No carrier offers nonstop flights to LaGuardia from Las Vegas. Several offer one-stop flights with the lowest round-trip fares at $260. Southwest’s lowest introductory fares pencil out to $233 a round trip.

New Allegiant route

If you have friends in Oregon that want a getaway to the San Francisco Bay Area, you may want to recommend Las Vegas-based Allegiant Air, which is introducing twice-a-week flights between Eugene and Oakland, Calif., beginning June 8. The airline is introducing the route with $39 one-way fares, which means with taxes and fees, a round-trip ticket would run about $132.

Allegiant, one of the airline industry’s few profitable air carriers, has been successful targeting niche markets with point-to-point service, such as the Eugene-Oakland route. The airline has capitalized on the Canadian market by establishing a base of operations in Bellingham, Wash.

But rivals apparently are catching on.

Alaska Airlines, which averages about 10 flights a day linking Las Vegas with Portland, Ore., and the airline’s Seattle hub, announced that on June 25 it would begin operating three flights a week between Bellingham and Las Vegas.

Alaska plans to introduce the new service with $59 (before taxes and fees) tickets.
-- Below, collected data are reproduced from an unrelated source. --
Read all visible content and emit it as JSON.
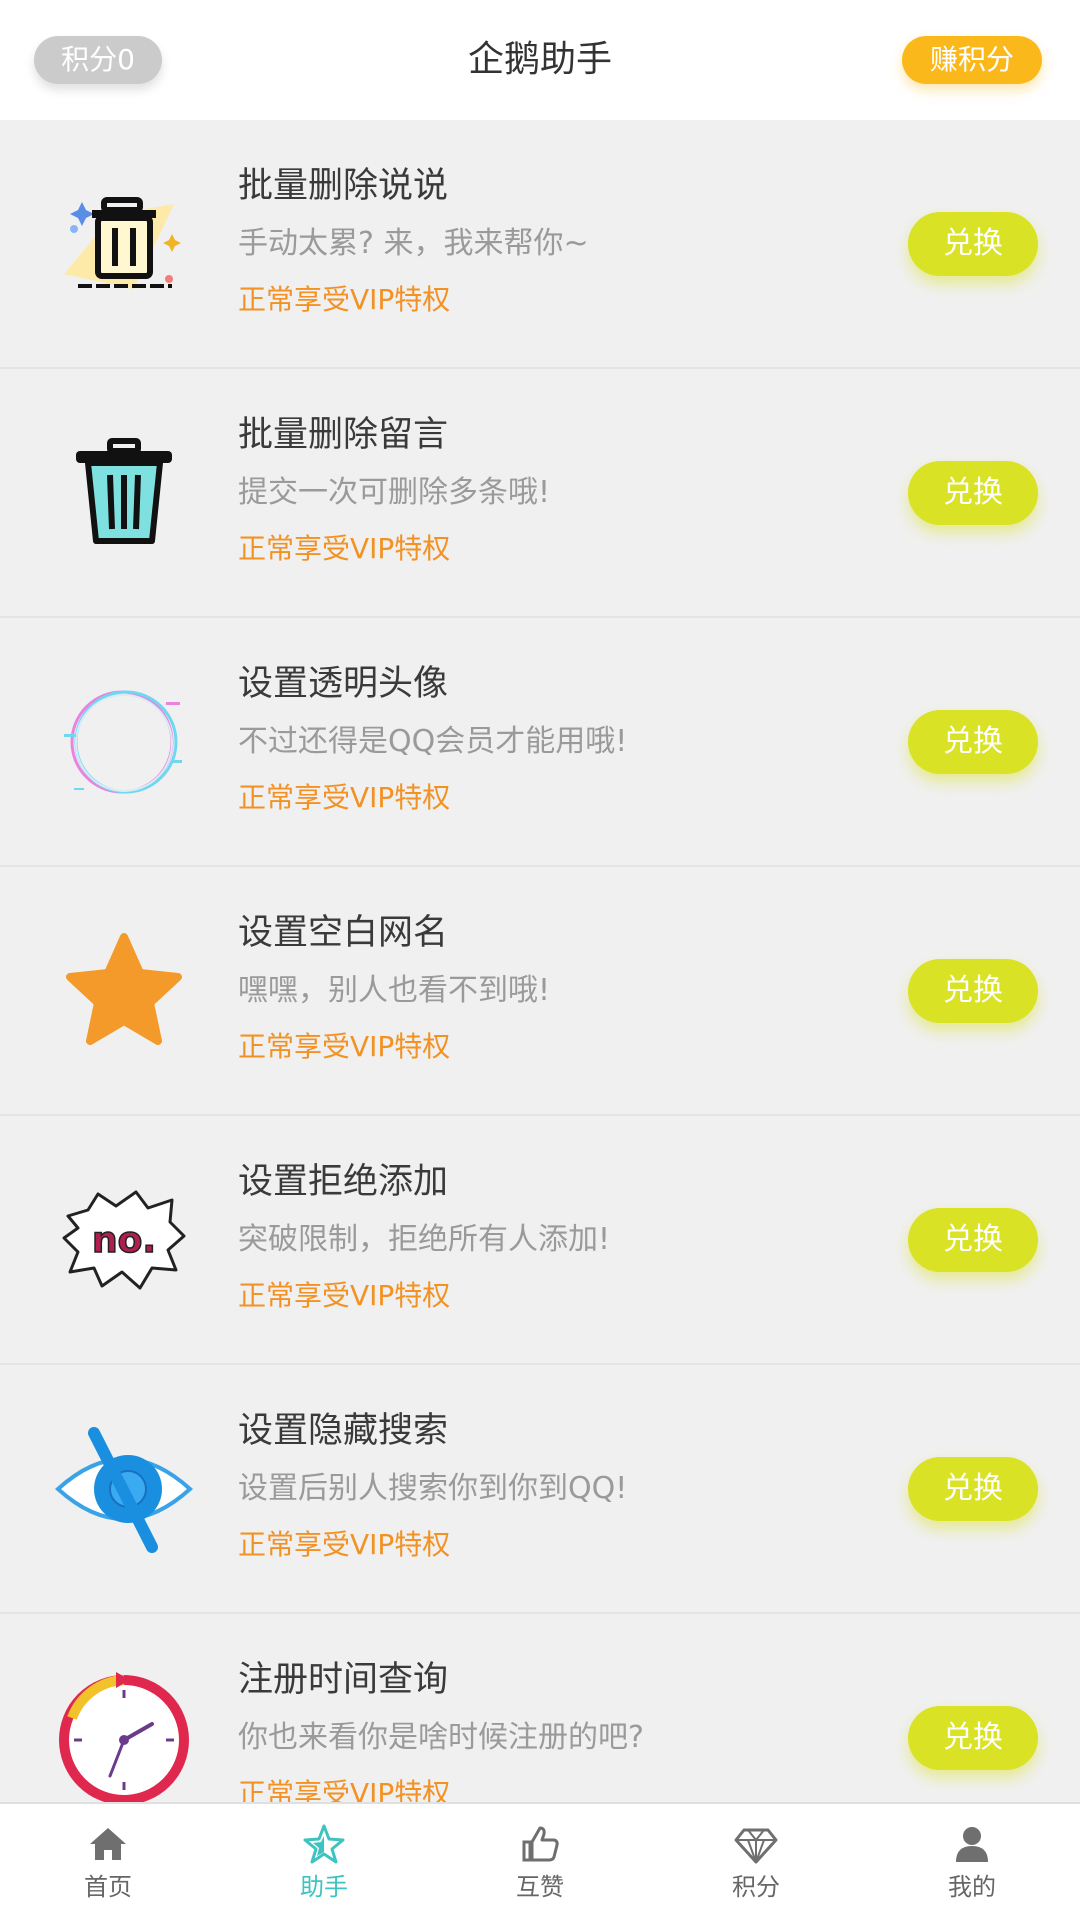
{
  "header": {
    "points_label": "积分0",
    "title": "企鹅助手",
    "earn_label": "赚积分"
  },
  "items": [
    {
      "name": "批量删除说说",
      "desc": "手动太累? 来，我来帮你~",
      "vip": "正常享受VIP特权",
      "button": "兑换",
      "icon": "trash-can-sparkle-icon"
    },
    {
      "name": "批量删除留言",
      "desc": "提交一次可删除多条哦!",
      "vip": "正常享受VIP特权",
      "button": "兑换",
      "icon": "trash-can-icon"
    },
    {
      "name": "设置透明头像",
      "desc": "不过还得是QQ会员才能用哦!",
      "vip": "正常享受VIP特权",
      "button": "兑换",
      "icon": "glitch-circle-icon"
    },
    {
      "name": "设置空白网名",
      "desc": "嘿嘿，别人也看不到哦!",
      "vip": "正常享受VIP特权",
      "button": "兑换",
      "icon": "star-icon"
    },
    {
      "name": "设置拒绝添加",
      "desc": "突破限制，拒绝所有人添加!",
      "vip": "正常享受VIP特权",
      "button": "兑换",
      "icon": "no-bubble-icon"
    },
    {
      "name": "设置隐藏搜索",
      "desc": "设置后别人搜索你到你到QQ!",
      "vip": "正常享受VIP特权",
      "button": "兑换",
      "icon": "hidden-eye-icon"
    },
    {
      "name": "注册时间查询",
      "desc": "你也来看你是啥时候注册的吧?",
      "vip": "正常享受VIP特权",
      "button": "兑换",
      "icon": "clock-icon"
    }
  ],
  "tabs": [
    {
      "label": "首页",
      "icon": "home-icon",
      "active": false
    },
    {
      "label": "助手",
      "icon": "star-outline-icon",
      "active": true
    },
    {
      "label": "互赞",
      "icon": "thumbs-up-icon",
      "active": false
    },
    {
      "label": "积分",
      "icon": "diamond-icon",
      "active": false
    },
    {
      "label": "我的",
      "icon": "user-icon",
      "active": false
    }
  ],
  "colors": {
    "accent_orange": "#f39224",
    "earn_button": "#fbb81b",
    "redeem_button": "#d9e224",
    "active_tab": "#3ec3c0"
  }
}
Allegiant responded with $28 fares before taxes and fees, but they’re now at $78.

Seattle-based aviation watchers believe the market isn’t big enough to support both carriers, but based on what Allegiant has invested there, it will be interesting to see who blinks first.

In the meantime, local residents who want to visit Washington or nearby Vancouver, British Columbia, in the summer have some great deals available.